TÜRK BAYRAĞININ KISA TARİHİ
İlk Türk bayrağını kimin yaptığı kesin olarak bilinmese de, Türkler Müslümanlıktan önce yapılan savaşlarda başarı gösterenlere ipekten yapılmış çeşitli bayraklar verirlerdi.
Türk boylarının kendilerine özgü bayrakları vardı. Türk boyları birleşerek han buyruğu altına girince hanın bayrağı savaş alanlarında görülmeye başladı. Son yıllarda Türkistan’da yapılan kazılarda üzerinde insan ve hayvan resimleri bulunan bayrakları ortaya çıkardı. Osmanlılar 1. Sultan Mahmut devrinde yeşil olan donanma bayrakları 3. Selim devrinde kırmızı oldu. ve üstündeki hilale sekiz köşeli yıldızlar eklendi. Cumhuriyet dönemine kadar bayrakta çeşitli değişiklikler oldu. saltanat kaldırılıp 29 Mayıs 1936’da Bayrak Yasası yürürlüğe girince bayrağımız bugünkü şeklini aldı.
ZANNEDERSEM SİZİ ARIYORLAR
Bir işyerinde görevli biri patronuna :
-“Özür dilerim beyefendi telefondan zannedersem sizi arıyorlar”
-“ Ne demek zannedersem arıyorlar. Ya arıyorlar ya da aramıyorlar. O ne biçim söz”

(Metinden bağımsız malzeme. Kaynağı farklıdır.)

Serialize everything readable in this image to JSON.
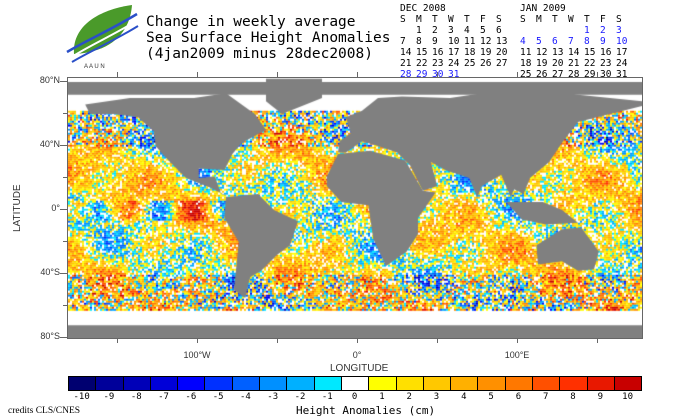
{
  "header": {
    "title_lines": [
      "Change in weekly average",
      "Sea Surface Height Anomalies",
      "(4jan2009 minus 28dec2008)"
    ],
    "logo": "AAUN HAII"
  },
  "calendars": [
    {
      "title": "DEC 2008",
      "days": [
        "S",
        "M",
        "T",
        "W",
        "T",
        "F",
        "S"
      ],
      "weeks": [
        [
          "",
          "1",
          "2",
          "3",
          "4",
          "5",
          "6"
        ],
        [
          "7",
          "8",
          "9",
          "10",
          "11",
          "12",
          "13"
        ],
        [
          "14",
          "15",
          "16",
          "17",
          "18",
          "19",
          "20"
        ],
        [
          "21",
          "22",
          "23",
          "24",
          "25",
          "26",
          "27"
        ],
        [
          "28",
          "29",
          "30",
          "31",
          "",
          "",
          ""
        ]
      ],
      "highlight": [
        "28",
        "29",
        "30",
        "31"
      ]
    },
    {
      "title": "JAN 2009",
      "days": [
        "S",
        "M",
        "T",
        "W",
        "T",
        "F",
        "S"
      ],
      "weeks": [
        [
          "",
          "",
          "",
          "",
          "1",
          "2",
          "3"
        ],
        [
          "4",
          "5",
          "6",
          "7",
          "8",
          "9",
          "10"
        ],
        [
          "11",
          "12",
          "13",
          "14",
          "15",
          "16",
          "17"
        ],
        [
          "18",
          "19",
          "20",
          "21",
          "22",
          "23",
          "24"
        ],
        [
          "25",
          "26",
          "27",
          "28",
          "29",
          "30",
          "31"
        ]
      ],
      "highlight": [
        "1",
        "2",
        "3",
        "4",
        "5",
        "6",
        "7",
        "8",
        "9",
        "10"
      ]
    }
  ],
  "map": {
    "ylabel": "LATITUDE",
    "xlabel": "LONGITUDE",
    "lat_ticks": [
      "80°N",
      "40°N",
      "0°",
      "40°S",
      "80°S"
    ],
    "lon_ticks": [
      "100°W",
      "0°",
      "100°E"
    ]
  },
  "colorbar": {
    "title": "Height Anomalies (cm)",
    "labels": [
      "-10",
      "-9",
      "-8",
      "-7",
      "-6",
      "-5",
      "-4",
      "-3",
      "-2",
      "-1",
      "0",
      "1",
      "2",
      "3",
      "4",
      "5",
      "6",
      "7",
      "8",
      "9",
      "10"
    ],
    "colors": [
      "#000070",
      "#00009a",
      "#0000b8",
      "#0000d8",
      "#0000ff",
      "#0030ff",
      "#0060ff",
      "#0090ff",
      "#00b0ff",
      "#00e8ff",
      "#ffffff",
      "#ffff00",
      "#ffe000",
      "#ffc800",
      "#ffb000",
      "#ff9000",
      "#ff7800",
      "#ff5000",
      "#ff3000",
      "#e81800",
      "#c80000"
    ]
  },
  "credits": "credits CLS/CNES"
}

-“ Beyefendi telefonda cevap verdiğim zaman karşımdaki ses” Aptal kel kafalı ihtiyar budala ile mi görüşüyorum” dedi de
ÖZLÜ SÖZ
Çağımızın ahlaksızlıklarından ne şikayet ediyorsunuz? Bu daha iyi değil mi? Siz ahlaklı olursanız itibarınız daha da artar.